Quantum computers bring us full circle to the idea of a sophisticated simulation that mimics reality. Since quantum indeterminacy is a feature of our physical reality, if we are inside a simulation, then the simulation must have a mechanism to process both uncertainty, probability waves, and a way to force the collapse based on observation.
Quantum computing actually shows us that what we think of as fundamental particles are actually information—and the physical universe is thus a quantum computer! Even if the simulation required exactly the same number of particles that are in the physical world, the fact that quantum computers now exist gives us a clue that the physical universe is most likely a super-sophisticated quantum computer.
Quantum Error Correction and Quantum Entanglement
One of the mysteries of physics over the last century has been how to square Einstein’s theory of general relativity, which gives an explanation for gravity, and quantum mechanics, which tells us about the behavior of subatomic particles. No evidence had been found to unite the two—until recently. The overlap may come in the field of quantum computing.
One of the issues that early experimenters with quantum computers found was that qubits are notorious for “flipping” their value. This is a physical property of the substances used to represent the qubits.
One of the innovations in quantum computing that has made quantum computers possible has been error-correcting code.
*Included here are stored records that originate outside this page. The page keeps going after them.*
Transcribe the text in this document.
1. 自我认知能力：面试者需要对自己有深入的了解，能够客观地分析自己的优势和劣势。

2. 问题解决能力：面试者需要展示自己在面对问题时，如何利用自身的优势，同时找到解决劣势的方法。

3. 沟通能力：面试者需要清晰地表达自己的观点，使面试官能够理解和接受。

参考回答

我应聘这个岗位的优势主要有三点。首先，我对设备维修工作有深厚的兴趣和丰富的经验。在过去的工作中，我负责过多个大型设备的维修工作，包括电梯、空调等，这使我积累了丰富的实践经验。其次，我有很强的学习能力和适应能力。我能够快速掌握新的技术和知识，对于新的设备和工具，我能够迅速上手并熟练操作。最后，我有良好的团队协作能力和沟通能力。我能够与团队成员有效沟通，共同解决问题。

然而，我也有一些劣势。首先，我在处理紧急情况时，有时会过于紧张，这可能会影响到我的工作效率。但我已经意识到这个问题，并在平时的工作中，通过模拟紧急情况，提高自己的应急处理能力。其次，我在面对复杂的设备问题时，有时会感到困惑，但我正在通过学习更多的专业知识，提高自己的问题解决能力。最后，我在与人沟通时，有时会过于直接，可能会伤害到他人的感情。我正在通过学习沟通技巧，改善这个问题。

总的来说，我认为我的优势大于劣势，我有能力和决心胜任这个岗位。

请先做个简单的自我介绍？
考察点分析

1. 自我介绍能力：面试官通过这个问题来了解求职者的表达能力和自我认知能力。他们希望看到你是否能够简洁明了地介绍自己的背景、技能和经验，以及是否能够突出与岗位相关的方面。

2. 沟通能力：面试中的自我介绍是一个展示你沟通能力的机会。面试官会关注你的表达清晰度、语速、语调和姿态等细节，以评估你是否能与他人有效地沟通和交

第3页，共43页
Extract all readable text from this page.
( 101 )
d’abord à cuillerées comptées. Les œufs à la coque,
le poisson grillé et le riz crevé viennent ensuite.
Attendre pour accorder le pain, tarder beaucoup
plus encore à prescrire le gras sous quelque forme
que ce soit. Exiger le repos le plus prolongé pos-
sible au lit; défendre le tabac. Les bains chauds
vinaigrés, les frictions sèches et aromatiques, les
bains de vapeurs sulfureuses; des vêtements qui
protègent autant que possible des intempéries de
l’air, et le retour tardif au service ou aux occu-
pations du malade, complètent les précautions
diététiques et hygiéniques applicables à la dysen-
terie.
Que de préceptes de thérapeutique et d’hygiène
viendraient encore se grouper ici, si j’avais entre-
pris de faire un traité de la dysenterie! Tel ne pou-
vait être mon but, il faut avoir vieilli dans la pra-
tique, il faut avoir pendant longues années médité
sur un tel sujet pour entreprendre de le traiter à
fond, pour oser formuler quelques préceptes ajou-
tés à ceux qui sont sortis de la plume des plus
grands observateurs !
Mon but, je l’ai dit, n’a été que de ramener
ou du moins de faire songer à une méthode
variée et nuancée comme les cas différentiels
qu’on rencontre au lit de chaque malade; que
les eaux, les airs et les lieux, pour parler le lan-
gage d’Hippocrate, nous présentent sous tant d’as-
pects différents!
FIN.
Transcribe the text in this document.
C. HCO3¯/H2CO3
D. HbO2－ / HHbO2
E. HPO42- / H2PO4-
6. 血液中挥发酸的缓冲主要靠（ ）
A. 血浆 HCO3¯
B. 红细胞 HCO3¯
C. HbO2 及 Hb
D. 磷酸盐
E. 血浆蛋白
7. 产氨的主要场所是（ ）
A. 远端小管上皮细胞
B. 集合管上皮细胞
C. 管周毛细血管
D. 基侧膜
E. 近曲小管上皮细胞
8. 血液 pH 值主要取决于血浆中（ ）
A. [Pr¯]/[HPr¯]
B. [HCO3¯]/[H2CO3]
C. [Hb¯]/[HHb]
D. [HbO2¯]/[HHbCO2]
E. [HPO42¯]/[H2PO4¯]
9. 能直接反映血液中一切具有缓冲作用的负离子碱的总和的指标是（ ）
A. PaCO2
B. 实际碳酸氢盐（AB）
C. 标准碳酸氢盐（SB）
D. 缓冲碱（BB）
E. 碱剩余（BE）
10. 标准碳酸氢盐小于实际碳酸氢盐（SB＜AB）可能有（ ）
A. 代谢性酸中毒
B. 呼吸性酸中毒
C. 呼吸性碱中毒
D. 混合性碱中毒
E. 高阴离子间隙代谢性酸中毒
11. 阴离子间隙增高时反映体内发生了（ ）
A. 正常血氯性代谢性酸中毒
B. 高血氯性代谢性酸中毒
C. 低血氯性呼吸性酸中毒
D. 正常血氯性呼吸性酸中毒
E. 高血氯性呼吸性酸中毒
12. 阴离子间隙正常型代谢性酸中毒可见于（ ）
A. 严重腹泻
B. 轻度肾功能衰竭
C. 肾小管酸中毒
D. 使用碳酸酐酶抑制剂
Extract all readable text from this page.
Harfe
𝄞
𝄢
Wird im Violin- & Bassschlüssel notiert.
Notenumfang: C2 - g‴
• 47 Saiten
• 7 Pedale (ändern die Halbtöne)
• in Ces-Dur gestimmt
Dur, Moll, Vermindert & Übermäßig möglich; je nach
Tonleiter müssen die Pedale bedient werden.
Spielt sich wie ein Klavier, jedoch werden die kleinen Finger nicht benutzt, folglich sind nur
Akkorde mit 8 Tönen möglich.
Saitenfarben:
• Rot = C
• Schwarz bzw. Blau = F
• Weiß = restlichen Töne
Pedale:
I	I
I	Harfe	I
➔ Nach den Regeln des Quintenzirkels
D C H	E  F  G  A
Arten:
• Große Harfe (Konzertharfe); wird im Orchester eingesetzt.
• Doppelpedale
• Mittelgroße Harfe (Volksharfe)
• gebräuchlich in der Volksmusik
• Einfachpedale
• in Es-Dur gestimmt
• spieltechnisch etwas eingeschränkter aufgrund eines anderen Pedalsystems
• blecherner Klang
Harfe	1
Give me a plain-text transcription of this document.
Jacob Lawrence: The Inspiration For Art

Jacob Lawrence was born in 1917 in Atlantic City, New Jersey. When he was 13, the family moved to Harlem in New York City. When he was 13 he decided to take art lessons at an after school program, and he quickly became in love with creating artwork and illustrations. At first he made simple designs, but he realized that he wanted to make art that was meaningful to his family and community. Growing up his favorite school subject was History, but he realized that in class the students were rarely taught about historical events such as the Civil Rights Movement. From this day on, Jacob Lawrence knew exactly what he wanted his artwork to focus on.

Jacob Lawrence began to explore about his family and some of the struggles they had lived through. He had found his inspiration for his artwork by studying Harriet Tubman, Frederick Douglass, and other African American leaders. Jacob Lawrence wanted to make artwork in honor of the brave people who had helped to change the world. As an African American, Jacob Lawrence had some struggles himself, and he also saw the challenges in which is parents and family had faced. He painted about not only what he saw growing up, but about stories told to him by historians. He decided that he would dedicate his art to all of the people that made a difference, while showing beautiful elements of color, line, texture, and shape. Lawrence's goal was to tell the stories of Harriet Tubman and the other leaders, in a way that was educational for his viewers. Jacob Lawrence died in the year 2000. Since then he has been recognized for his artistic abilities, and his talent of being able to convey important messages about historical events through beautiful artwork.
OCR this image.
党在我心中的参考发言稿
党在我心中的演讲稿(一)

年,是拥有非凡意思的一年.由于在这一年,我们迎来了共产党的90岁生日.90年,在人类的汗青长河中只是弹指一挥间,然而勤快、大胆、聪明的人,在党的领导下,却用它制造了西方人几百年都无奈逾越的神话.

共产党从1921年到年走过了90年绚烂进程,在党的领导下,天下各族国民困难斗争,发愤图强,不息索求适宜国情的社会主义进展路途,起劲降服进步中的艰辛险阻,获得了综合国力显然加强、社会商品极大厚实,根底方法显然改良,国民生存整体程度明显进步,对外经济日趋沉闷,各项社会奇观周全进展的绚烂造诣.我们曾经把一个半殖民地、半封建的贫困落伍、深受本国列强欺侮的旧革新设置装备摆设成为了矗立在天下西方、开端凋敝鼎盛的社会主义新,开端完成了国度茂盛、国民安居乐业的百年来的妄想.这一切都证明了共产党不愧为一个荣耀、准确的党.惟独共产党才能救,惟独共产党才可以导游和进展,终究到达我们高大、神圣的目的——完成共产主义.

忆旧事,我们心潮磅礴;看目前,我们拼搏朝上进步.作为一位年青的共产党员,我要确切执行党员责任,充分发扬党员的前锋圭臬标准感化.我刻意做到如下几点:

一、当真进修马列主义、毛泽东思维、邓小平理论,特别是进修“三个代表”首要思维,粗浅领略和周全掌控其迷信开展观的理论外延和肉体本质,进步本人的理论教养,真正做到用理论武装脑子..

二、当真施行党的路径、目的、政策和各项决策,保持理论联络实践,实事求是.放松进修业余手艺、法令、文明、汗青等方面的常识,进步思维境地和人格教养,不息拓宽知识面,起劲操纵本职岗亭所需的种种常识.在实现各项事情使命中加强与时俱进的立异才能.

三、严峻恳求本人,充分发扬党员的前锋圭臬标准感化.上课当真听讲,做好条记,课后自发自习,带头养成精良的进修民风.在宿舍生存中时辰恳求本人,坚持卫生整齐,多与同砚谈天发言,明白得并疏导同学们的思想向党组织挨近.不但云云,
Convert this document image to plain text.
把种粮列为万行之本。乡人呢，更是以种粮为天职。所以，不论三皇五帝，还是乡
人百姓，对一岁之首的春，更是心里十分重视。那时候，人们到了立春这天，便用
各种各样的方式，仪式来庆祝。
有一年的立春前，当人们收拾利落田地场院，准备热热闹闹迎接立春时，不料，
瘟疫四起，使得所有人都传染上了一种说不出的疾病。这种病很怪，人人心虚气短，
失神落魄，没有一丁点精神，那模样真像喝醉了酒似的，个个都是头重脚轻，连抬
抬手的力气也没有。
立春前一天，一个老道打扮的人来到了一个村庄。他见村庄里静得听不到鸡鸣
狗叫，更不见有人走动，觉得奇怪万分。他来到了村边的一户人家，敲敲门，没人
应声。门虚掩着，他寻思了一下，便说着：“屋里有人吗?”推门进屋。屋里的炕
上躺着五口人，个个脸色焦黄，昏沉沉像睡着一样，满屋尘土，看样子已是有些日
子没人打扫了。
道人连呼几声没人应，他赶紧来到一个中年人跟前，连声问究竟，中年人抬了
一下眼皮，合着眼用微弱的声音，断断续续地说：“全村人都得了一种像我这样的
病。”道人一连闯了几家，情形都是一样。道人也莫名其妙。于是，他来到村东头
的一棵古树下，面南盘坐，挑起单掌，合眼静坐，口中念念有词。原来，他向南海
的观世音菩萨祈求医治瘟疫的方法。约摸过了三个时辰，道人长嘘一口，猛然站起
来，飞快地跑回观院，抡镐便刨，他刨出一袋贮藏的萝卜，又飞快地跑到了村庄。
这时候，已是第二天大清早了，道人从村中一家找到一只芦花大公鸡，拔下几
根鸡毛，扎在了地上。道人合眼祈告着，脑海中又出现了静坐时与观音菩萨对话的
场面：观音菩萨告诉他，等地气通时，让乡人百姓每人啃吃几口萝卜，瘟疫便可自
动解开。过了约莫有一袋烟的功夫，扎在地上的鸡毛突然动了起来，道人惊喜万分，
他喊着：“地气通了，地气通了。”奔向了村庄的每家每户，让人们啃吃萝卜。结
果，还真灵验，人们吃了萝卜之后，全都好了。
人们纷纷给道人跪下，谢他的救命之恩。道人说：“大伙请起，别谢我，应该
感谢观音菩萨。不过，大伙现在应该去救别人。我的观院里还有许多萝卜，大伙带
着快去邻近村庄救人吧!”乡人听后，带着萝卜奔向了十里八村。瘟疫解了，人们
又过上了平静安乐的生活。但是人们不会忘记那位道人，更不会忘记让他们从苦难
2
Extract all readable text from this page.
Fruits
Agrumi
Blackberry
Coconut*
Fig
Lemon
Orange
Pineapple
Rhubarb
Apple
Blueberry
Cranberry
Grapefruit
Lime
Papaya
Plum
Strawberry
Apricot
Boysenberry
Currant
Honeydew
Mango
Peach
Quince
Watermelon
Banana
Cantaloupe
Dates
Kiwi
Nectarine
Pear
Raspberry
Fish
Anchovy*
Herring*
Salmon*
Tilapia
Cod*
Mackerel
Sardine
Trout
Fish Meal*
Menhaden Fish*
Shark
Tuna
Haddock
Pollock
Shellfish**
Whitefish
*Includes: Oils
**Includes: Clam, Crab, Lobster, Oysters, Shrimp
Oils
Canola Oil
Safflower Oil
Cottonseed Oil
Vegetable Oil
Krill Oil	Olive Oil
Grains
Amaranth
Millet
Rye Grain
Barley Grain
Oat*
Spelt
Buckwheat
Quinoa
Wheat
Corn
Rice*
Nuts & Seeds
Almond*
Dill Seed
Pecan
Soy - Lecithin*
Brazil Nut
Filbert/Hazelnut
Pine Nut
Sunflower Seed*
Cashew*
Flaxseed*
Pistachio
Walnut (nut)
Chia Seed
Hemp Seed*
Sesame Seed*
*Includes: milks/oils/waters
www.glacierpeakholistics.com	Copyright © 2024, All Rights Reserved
It turns out that the simplest way to do error correction on sets of qubits is to rely on another mysterious, unexplainable property of quantum physics—quantum entanglement.
Quantum entanglement—which we mentioned in Chapter 8—describes how two or more particles correspond to one another no matter where they are located in the physical world. Just as it’s possible to entangle particles, it is also possible to entangle qubits.
Knowing that several particles (or qubits) are entangled, it’s possible to come up with error-correction code such that if one qubit flips unexpectedly, this can be found out and reversed. Without going too far into the computer science or the physics, if evidence for error-correcting codes is found in models of the universe, it becomes ever more likely that the universe is some kind of simulation running on a computer.